Esto último se evidencia de la sola lectura del escrito de demanda. Por un lado, consideró la recurrente que debió aplicársele a su protegida la Ley 750 de 2002. Afirmó, así mismo, que era en aras de proteger el interés superior de los menores. Pero no confrontó tal postura con la de las instancias, de las cuales se advierte que si la procesada cumple la pena privativa de la libertad a ella impuesta en el lugar de su residencia, al lado de sus hijos menores de edad, precisamente los expondría al riesgo de afectar su formación y desarrollo personal.

Esta aserción tuvo como fundamento el mismo hecho atribuido y aceptado por SANDRA MILENA GONZÁLEZ POZO, del cual se deriva que instrumentalizó a su propia hija, de trece años de edad, para realizar un delito propio de estructuras criminales. En palabras del Tribunal: “[…] aunque la condenada carece de antecedentes penales y es madre de varios menores de edad, y uno de ellos afronta una incapacidad, de otro lado, se observa que sin reparo alguno hizo uso de una de sus menores hijas para ejecutar el delito y pretender asegurar su éxito, el cual no consiguió en razón al actuar de las autoridades; situación que coloca de relieve que su comportamiento frente a sus menores hijos resulta altamente reprochable, concluyéndose que sumado ello al delito imputado requiere necesariamente el tratamiento penitenciario ”.

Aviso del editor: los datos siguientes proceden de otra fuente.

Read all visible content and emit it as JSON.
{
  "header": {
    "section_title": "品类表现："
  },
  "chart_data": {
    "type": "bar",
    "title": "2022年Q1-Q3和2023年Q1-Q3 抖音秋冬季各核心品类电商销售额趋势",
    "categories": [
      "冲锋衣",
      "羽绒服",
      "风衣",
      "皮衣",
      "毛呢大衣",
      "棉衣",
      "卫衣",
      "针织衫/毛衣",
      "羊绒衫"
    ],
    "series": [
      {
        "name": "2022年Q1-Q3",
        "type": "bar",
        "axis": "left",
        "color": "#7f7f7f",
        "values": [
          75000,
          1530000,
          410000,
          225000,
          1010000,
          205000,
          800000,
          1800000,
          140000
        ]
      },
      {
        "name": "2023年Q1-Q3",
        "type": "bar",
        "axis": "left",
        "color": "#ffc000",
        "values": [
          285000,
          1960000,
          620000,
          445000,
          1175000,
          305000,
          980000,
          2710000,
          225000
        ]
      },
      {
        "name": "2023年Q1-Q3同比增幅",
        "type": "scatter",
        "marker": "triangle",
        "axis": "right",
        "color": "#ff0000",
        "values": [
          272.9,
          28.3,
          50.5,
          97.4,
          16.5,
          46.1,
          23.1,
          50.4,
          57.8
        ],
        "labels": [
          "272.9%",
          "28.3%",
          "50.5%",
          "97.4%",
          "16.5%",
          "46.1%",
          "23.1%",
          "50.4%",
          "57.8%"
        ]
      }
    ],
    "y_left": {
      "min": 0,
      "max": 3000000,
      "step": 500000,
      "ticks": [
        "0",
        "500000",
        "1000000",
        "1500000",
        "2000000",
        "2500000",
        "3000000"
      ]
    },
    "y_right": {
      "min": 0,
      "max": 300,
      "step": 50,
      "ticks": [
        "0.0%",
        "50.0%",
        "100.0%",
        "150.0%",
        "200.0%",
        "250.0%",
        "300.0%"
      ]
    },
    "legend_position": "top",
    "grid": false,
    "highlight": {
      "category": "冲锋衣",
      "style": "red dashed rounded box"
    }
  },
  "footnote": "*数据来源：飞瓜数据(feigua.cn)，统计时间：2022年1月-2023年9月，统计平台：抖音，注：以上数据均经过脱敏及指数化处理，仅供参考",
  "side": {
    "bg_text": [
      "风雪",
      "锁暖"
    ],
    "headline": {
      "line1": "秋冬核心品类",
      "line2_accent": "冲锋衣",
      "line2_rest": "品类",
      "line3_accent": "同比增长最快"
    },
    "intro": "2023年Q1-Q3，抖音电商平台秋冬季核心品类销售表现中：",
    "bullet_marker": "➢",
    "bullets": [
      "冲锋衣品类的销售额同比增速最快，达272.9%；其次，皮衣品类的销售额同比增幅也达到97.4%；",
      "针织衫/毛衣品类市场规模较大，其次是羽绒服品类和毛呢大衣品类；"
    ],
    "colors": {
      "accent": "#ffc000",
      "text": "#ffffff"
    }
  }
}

Esta postura no contradice, sino por el contrario reafirma, la de la Corte Constitucional en el fallo C-147 de 2007, según el cual “ la opción domiciliaria tampoco puede ser válida cuando la naturaleza del delito por el que se procesa a la mujer cabeza de familia […] pone en riesgo la integridad física y moral de los hijos menores ”. Por otro lado, propuso la demandante la no aplicación del principio de no reforma peyorativa por el hecho de que la primera instancia (en contravía del principio de legalidad de la pena –numeral 1 del artículo 39 del Código Penal) impuso una pena de una unidad multa, equivalente a un salario mínimo legal mensual vigente, cuando la prevista en el tipo penal, con el incremento correspondiente, imponía una mínima de 2.666 salarios, lo que, con la rebaja del 50% de la pena reconocida por el juez en virtud de la aceptación de cargos, le representaba una sanción pecuniaria de 1.333 salarios, monto que al final fue reconocido por el Tribunal.

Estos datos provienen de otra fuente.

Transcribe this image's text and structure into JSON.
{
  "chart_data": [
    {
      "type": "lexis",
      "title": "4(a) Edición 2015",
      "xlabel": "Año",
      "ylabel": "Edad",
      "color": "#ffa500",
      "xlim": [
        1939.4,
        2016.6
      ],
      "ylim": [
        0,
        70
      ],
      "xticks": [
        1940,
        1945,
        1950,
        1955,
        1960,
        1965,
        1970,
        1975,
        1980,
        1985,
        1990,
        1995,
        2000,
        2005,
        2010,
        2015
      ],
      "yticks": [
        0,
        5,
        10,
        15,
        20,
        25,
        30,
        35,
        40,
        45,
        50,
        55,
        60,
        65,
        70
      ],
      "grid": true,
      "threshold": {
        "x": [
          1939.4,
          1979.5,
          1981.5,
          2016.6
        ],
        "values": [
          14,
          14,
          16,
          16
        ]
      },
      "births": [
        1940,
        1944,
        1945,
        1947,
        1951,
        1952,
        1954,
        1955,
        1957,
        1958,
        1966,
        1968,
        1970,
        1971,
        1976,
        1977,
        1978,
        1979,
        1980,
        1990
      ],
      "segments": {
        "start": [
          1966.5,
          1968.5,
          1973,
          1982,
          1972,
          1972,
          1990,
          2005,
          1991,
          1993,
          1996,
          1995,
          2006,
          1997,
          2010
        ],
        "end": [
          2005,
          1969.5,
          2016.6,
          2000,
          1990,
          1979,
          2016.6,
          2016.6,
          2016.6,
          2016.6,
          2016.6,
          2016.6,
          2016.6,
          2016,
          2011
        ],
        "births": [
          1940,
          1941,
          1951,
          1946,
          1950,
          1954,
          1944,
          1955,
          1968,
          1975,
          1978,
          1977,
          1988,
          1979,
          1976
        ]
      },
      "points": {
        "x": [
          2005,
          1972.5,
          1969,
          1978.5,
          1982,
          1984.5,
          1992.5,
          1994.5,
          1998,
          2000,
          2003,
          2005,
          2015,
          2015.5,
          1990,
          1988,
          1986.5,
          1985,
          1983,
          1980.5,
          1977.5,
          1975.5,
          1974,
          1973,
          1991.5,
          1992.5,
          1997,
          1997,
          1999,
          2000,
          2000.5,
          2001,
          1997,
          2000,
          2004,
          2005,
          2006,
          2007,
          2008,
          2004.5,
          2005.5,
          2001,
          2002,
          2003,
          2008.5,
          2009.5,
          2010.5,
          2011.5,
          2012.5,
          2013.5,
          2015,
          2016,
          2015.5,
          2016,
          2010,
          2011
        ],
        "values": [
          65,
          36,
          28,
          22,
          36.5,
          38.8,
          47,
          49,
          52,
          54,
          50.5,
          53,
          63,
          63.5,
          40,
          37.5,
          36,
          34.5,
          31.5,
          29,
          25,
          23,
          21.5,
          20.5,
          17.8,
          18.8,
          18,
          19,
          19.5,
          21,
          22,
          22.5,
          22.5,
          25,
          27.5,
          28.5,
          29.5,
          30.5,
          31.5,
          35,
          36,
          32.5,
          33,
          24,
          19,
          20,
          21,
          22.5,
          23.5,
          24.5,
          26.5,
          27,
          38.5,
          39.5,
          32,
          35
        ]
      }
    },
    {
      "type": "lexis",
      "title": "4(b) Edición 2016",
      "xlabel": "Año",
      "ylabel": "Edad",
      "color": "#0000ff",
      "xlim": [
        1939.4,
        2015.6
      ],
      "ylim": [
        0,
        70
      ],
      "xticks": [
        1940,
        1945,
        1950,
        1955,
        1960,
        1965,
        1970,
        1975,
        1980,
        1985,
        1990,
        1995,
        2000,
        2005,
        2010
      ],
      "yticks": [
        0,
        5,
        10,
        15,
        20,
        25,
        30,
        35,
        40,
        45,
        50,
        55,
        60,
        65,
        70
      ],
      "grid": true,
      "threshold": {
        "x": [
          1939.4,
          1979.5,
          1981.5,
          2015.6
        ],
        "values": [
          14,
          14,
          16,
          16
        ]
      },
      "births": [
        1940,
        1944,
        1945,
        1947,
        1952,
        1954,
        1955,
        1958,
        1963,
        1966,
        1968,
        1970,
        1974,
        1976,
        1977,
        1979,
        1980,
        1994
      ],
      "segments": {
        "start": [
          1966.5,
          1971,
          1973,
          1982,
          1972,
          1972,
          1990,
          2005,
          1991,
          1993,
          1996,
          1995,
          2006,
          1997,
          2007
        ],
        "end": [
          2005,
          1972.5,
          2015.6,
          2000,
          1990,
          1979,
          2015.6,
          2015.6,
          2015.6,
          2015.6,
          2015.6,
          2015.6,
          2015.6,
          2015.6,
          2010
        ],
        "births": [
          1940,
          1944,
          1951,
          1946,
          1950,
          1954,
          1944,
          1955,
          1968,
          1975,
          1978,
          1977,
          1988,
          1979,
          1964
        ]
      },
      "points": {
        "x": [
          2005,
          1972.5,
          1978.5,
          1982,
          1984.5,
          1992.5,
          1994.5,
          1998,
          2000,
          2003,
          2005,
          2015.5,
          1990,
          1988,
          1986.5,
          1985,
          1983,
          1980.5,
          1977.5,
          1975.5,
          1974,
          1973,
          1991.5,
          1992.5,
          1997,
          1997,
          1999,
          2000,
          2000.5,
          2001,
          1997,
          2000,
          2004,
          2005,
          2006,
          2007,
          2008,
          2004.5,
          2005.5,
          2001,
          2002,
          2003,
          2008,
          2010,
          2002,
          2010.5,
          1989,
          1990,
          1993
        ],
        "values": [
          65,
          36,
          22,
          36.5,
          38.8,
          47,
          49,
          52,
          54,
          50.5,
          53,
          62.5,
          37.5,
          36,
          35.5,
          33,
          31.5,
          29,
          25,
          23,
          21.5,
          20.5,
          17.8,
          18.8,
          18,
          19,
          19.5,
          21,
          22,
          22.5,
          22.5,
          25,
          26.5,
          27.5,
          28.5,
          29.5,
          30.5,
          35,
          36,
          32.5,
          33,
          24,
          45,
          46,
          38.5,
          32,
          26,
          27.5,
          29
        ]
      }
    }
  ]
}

En el presente caso salta a la vista que no hubo afectación de la no reforma en perjuicio. El principio jurídico sostiene que “ [e]l superior no podrá agravar la situación del apelante único ”, tal como lo prevé el inciso final del artículo 20 de la Ley 906 de 2004. Y en este asunto la Procuradora Delegada apeló la decisión en el sentido acogido por el Tribunal.

El Ministerio Público, en tanto representante de la sociedad, tiene interés para recurrir las decisiones judiciales en defensa del orden jurídico (en este caso, de la legalidad de la pena), bien sea a favor de las garantías judiciales del procesado, o bien de la víctima, o, en general, en pro del debido proceso. En este orden de ideas, como la Corte advierte que el escrito carece de fundamentos, y como tampoco observa con ocasión del trámite o de la decisión impugnada violación de las garantías judiciales de la procesada, ni mucho menos la necesidad de garantizar cualquiera de los fines de la casación mediante un pronunciamiento de fondo, no hay razón alguna para superar las falencias que ostenta la demanda y, por lo tanto, no será admitida, tal como lo señala el artículo 184 de la Ley 906 de 2004. 3.

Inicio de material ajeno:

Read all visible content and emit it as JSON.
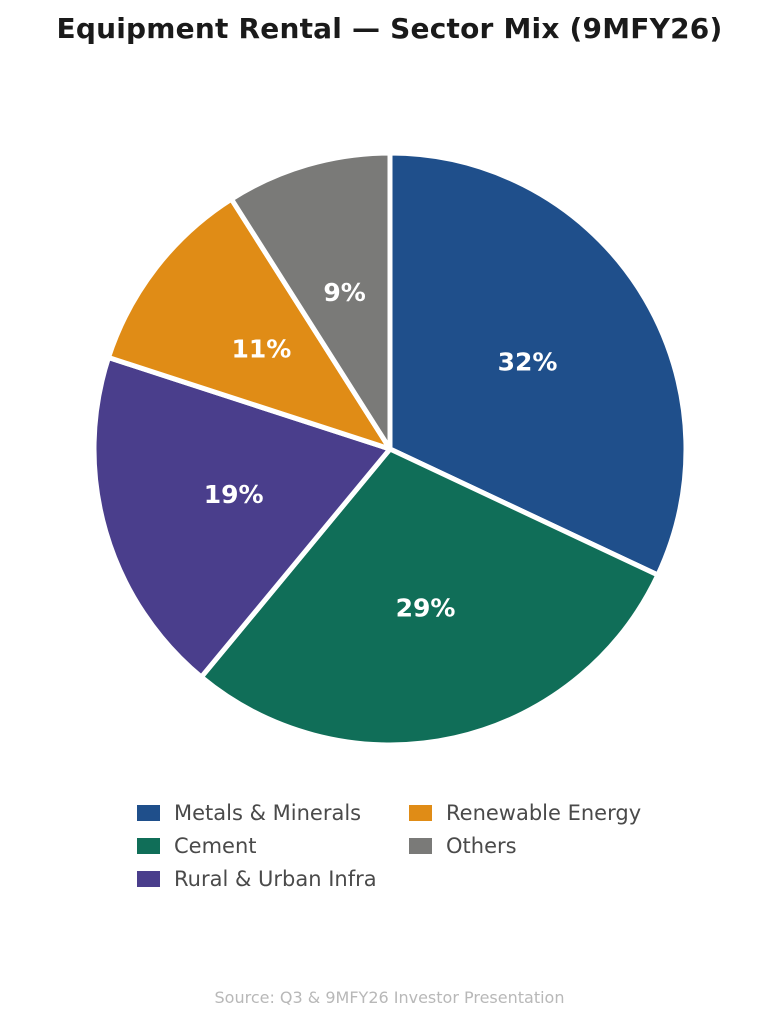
{
  "chart_data": {
    "type": "pie",
    "title": "Equipment Rental — Sector Mix (9MFY26)",
    "unit": "%",
    "legend_position": "bottom",
    "slices": [
      {
        "label": "Metals & Minerals",
        "value": 32,
        "color": "#1f4f8b"
      },
      {
        "label": "Cement",
        "value": 29,
        "color": "#106e58"
      },
      {
        "label": "Rural & Urban Infra",
        "value": 19,
        "color": "#4a3e8c"
      },
      {
        "label": "Renewable Energy",
        "value": 11,
        "color": "#e08c16"
      },
      {
        "label": "Others",
        "value": 9,
        "color": "#7a7a78"
      }
    ],
    "source": "Source: Q3 & 9MFY26 Investor Presentation"
  }
}
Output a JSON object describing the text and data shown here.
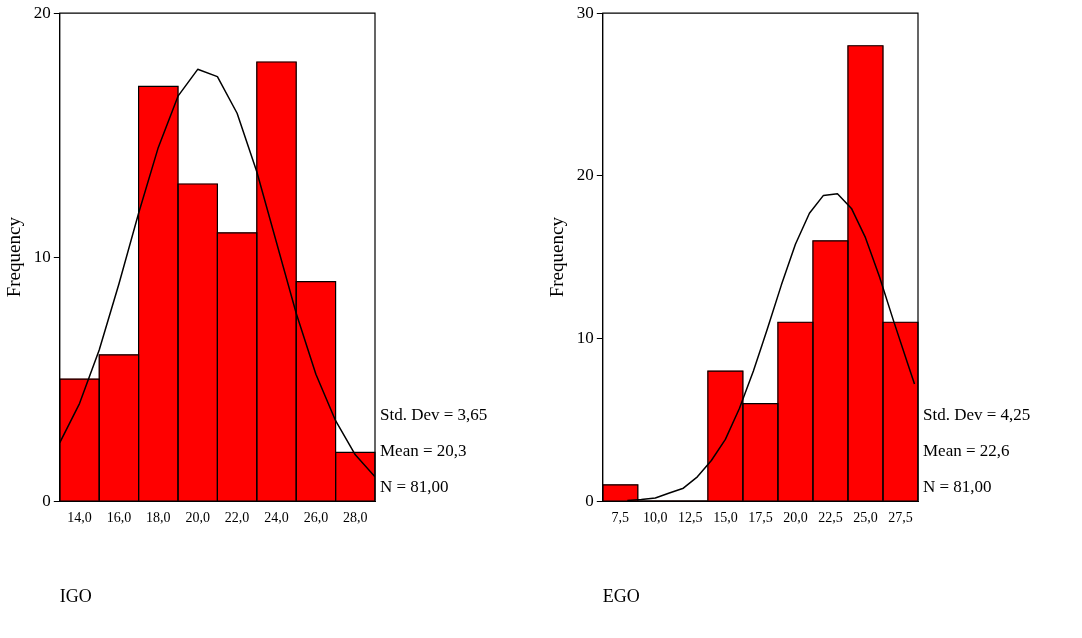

Dado que contra la presente decisión procede el mecanismo de insistencia, según lo establece el inciso 2º del artículo 184 de la Ley 906 de 2004, la Corte ha precisado la naturaleza y reglas que habrán de observarse para su aplicación de la siguiente manera: 3.1. La insistencia es un mecanismo especial, de naturaleza distinta a los actos de impugnación propiamente dichos, que sólo puede ser promovido por el demandante dentro de los cinco días siguientes a la notificación de la providencia mediante la cual se decide no admitir la demanda de casación. 3.2.

La solicitud de insistencia puede ser elevada ante el Ministerio Público por intermedio de cualquiera de sus Delegados para la Casación Penal, o ante uno de los Magistrados que hayan salvado el voto frente a la decisión mayoritaria de no admitir, o ante uno de los Magistrados que no participó en la discusión y dejó de suscribir el referido auto. 3.3.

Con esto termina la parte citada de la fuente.